Para Jack Hammond, professor de Sociologia da City University, de Nova York,
haverá apenas diferenças de estilo. “De maneira geral, podemos esperar que a
nova equipe permanecerá próxima à Casa Branca e atuará em conjunto”, pontua.
Ele acredita que se Chuck Hagel mantiver suas posições como secretário de
Defesa, poderá exercer alguma influência positiva sobre os rumos do governo.
“A oposição a ele vem de apoiadores linha-dura da política israelense, que
acreditam que os Estados Unidos devem estar preparados para executar uma ação
militar contra o Irã com o objetivo de aniquilar sua capacidade nuclear. Nesse
sentido, se ele for confirmado – como suponho que será –, será um sinal de que
essas forças não são fortes o bastante para fazer Obama adotar uma posição mais
linha-dura”, analisa.
O analista político norte-americano Alex Main é mais otimista. Em sua visão, as
nomeações anunciadas por Obama entre o fim do ano passado e o começo de 2013
parecem confirmar que o presidente dos Estados Unidos esteja focando
crescentemente na limitação do engajamento militar do país no exterior,
particularmente na Ásia Central e no Oriente Médio.

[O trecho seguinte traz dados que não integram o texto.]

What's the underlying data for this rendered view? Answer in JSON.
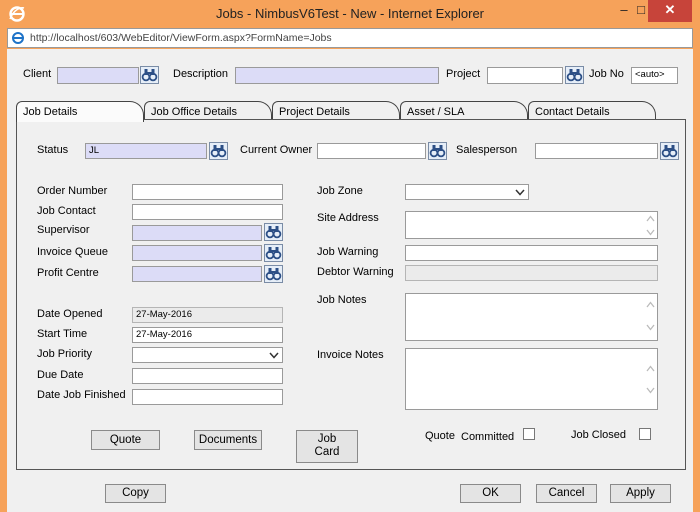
{
  "window": {
    "title": "Jobs - NimbusV6Test - New - Internet Explorer",
    "minimize": "–",
    "maximize": "□",
    "close": "✕",
    "address": "http://localhost/603/WebEditor/ViewForm.aspx?FormName=Jobs",
    "frame_color": "#f6a25a"
  },
  "header": {
    "client_label": "Client",
    "client_value": "",
    "description_label": "Description",
    "description_value": "",
    "project_label": "Project",
    "project_value": "",
    "jobno_label": "Job No",
    "jobno_value": "<auto>"
  },
  "tabs": [
    {
      "label": "Job Details",
      "active": true
    },
    {
      "label": "Job Office Details",
      "active": false
    },
    {
      "label": "Project Details",
      "active": false
    },
    {
      "label": "Asset / SLA",
      "active": false
    },
    {
      "label": "Contact Details",
      "active": false
    }
  ],
  "job_details": {
    "status_label": "Status",
    "status_value": "JL",
    "current_owner_label": "Current Owner",
    "current_owner_value": "",
    "salesperson_label": "Salesperson",
    "salesperson_value": "",
    "order_number_label": "Order Number",
    "job_contact_label": "Job Contact",
    "supervisor_label": "Supervisor",
    "invoice_queue_label": "Invoice Queue",
    "profit_centre_label": "Profit Centre",
    "date_opened_label": "Date Opened",
    "date_opened_value": "27-May-2016",
    "start_time_label": "Start Time",
    "start_time_value": "27-May-2016",
    "job_priority_label": "Job Priority",
    "job_priority_value": "",
    "due_date_label": "Due Date",
    "date_job_finished_label": "Date Job Finished",
    "job_zone_label": "Job Zone",
    "job_zone_value": "",
    "site_address_label": "Site Address",
    "job_warning_label": "Job Warning",
    "debtor_warning_label": "Debtor Warning",
    "job_notes_label": "Job Notes",
    "invoice_notes_label": "Invoice Notes",
    "quote_button": "Quote",
    "documents_button": "Documents",
    "job_card_line1": "Job",
    "job_card_line2": "Card",
    "quote_committed_label_1": "Quote",
    "quote_committed_label_2": "Committed",
    "job_closed_label": "Job Closed"
  },
  "footer": {
    "copy": "Copy",
    "ok": "OK",
    "cancel": "Cancel",
    "apply": "Apply"
  }
}
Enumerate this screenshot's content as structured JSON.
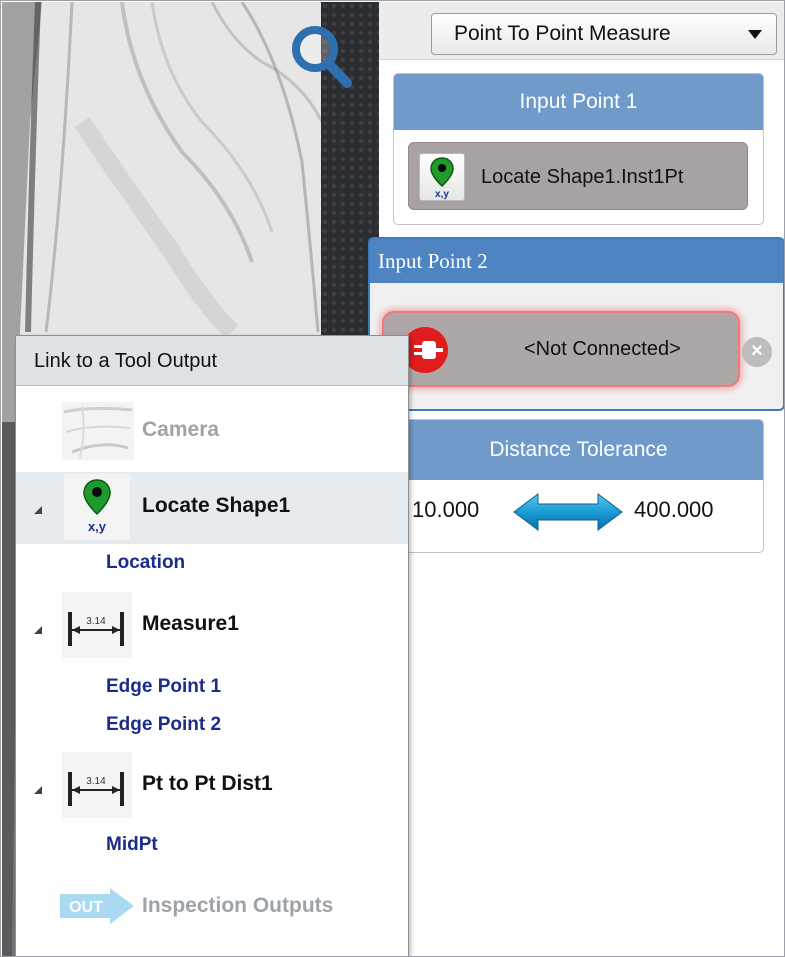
{
  "mode_select": {
    "value": "Point To Point Measure"
  },
  "input_point_1": {
    "title": "Input Point 1",
    "value": "Locate Shape1.Inst1Pt"
  },
  "input_point_2": {
    "title": "Input Point 2",
    "value": "<Not Connected>"
  },
  "distance_tolerance": {
    "title": "Distance Tolerance",
    "min": "10.000",
    "max": "400.000"
  },
  "link_popup": {
    "title": "Link to a Tool Output",
    "items": [
      {
        "label": "Camera",
        "icon": "camera-image-icon",
        "enabled": false
      },
      {
        "label": "Locate Shape1",
        "icon": "map-pin-icon",
        "expanded": true,
        "children": [
          "Location"
        ]
      },
      {
        "label": "Measure1",
        "icon": "caliper-icon",
        "expanded": true,
        "children": [
          "Edge Point 1",
          "Edge Point 2"
        ]
      },
      {
        "label": "Pt to Pt Dist1",
        "icon": "caliper-icon",
        "expanded": true,
        "children": [
          "MidPt"
        ]
      },
      {
        "label": "Inspection Outputs",
        "icon": "out-arrow-icon",
        "enabled": false
      }
    ]
  },
  "colors": {
    "header_blue": "#6f9ac9",
    "active_blue": "#3b7cc3",
    "link_text": "#1c2c8c",
    "error_red": "#e11c1c"
  }
}
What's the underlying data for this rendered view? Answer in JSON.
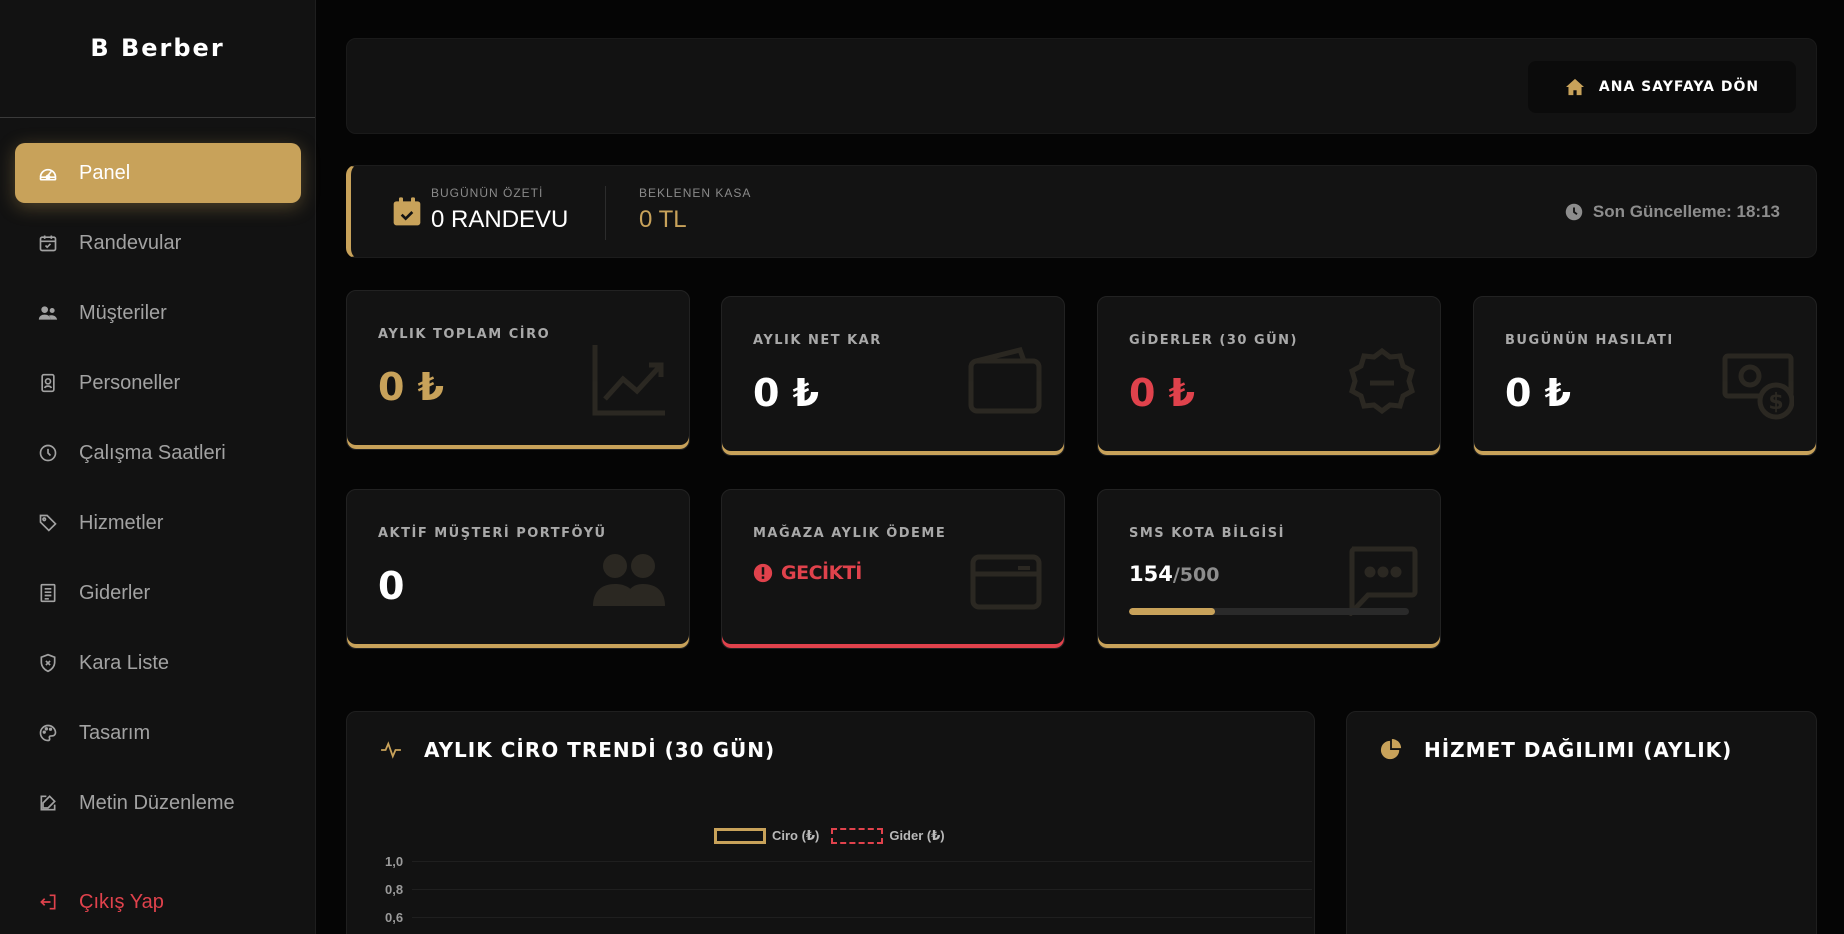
{
  "sidebar": {
    "brand": "B Berber",
    "items": [
      {
        "label": "Panel",
        "icon": "gauge-icon"
      },
      {
        "label": "Randevular",
        "icon": "calendar-check-icon"
      },
      {
        "label": "Müşteriler",
        "icon": "users-icon"
      },
      {
        "label": "Personeller",
        "icon": "id-badge-icon"
      },
      {
        "label": "Çalışma Saatleri",
        "icon": "clock-icon"
      },
      {
        "label": "Hizmetler",
        "icon": "tags-icon"
      },
      {
        "label": "Giderler",
        "icon": "receipt-icon"
      },
      {
        "label": "Kara Liste",
        "icon": "shield-icon"
      },
      {
        "label": "Tasarım",
        "icon": "palette-icon"
      },
      {
        "label": "Metin Düzenleme",
        "icon": "edit-icon"
      }
    ],
    "logout": "Çıkış Yap"
  },
  "header": {
    "home_button": "ANA SAYFAYA DÖN"
  },
  "summary": {
    "today_label": "BUGÜNÜN ÖZETİ",
    "today_value": "0 RANDEVU",
    "expected_label": "BEKLENEN KASA",
    "expected_value": "0 TL",
    "last_update": "Son Güncelleme: 18:13"
  },
  "stats": {
    "monthly_revenue": {
      "title": "AYLIK TOPLAM CİRO",
      "value": "0 ₺"
    },
    "monthly_net": {
      "title": "AYLIK NET KAR",
      "value": "0 ₺"
    },
    "expenses": {
      "title": "GİDERLER (30 GÜN)",
      "value": "0 ₺"
    },
    "today_income": {
      "title": "BUGÜNÜN HASILATI",
      "value": "0 ₺"
    },
    "customers": {
      "title": "AKTİF MÜŞTERİ PORTFÖYÜ",
      "value": "0"
    },
    "store_payment": {
      "title": "MAĞAZA AYLIK ÖDEME",
      "status": "GECİKTİ"
    },
    "sms": {
      "title": "SMS KOTA BİLGİSİ",
      "used": "154",
      "total": "/500",
      "fraction": 0.308
    }
  },
  "trend": {
    "title": "AYLIK CİRO TRENDİ (30 GÜN)",
    "legend_ciro": "Ciro (₺)",
    "legend_gider": "Gider (₺)",
    "ticks": [
      "1,0",
      "0,8",
      "0,6"
    ]
  },
  "distribution": {
    "title": "HİZMET DAĞILIMI (AYLIK)"
  },
  "colors": {
    "gold": "#c8a25a",
    "red": "#e0424c",
    "bg": "#050505",
    "card": "#131313"
  }
}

“A mais emblemática e corajosa nomeação é a de Hagel, que foi muito mais
crítico da política de Defesa de Bush que muitos proeminentes democratas,
incluindo Hillary Clinton, quando era senadora. Então, do ponto de vista político,
ele representa uma guinada à esquerda em comparação com os dois secretários de
Defesa anteriores de Obama [Robert Gates e Leon Panetta]”, opina.
Segundo Main, as críticas abertas do ex-senador à influência do lobby
israelense em Washington podem significar que ele esteja preparado para
desafiar o atual governo de Israel, especialmente em relação às ameaças de um
ataque militar ao Irã. “O fato de o presidente ter nomeado um franco defensor
de posições que rompem claramente com as orientações da política para a Defesa
dos últimos 12 anos sugere que podemos antecipar mudanças significativas nessa
política.”
Oposição no Senado
Nesta quinta-feira, Hagel será sabatinado no Senado dos Estados Unidos pelo
Comitê de Serviços Armados, cuja composição é de 14 democratas e 12
republicanos. Após a votação desses 26 parlamentares – que pode ocorrer em
alguns dias – o nome do secretário de Defesa nomeado por Obama ainda tem de ser
aprovado pelo plenário da Casa.
Muitos integrantes republicanos do Comitê já anunciaram – aberta ou veladamente
– ser quase certo votarem contra a nomeação do ex-senador, entre eles Ted Cruz,
Marco Rubio, Lindsay Graham, Kelly Ayotte e John McCain, concorrente de Obama
nas eleições presidenciais de 2008.
“Há muito tempo ele rompeu seus laços com o Partido Republicano. Sua nomeação é
um tapa do presidente na cara de todos nós que apoiamos Israel”, disse Graham
no dia 7. Em entrevista à CNN, o senador afirmou acreditar que Hagel, se
confirmado, “seria o secretário de Defesa mais antagonista de Israel da
história de nossa nação”. O problema para o indicado de Obama é ainda maior
porque se especula que, pressionados pelo lobby judeu, mesmo integrantes
democratas do Comitê de Serviços Armados podem vetá-lo.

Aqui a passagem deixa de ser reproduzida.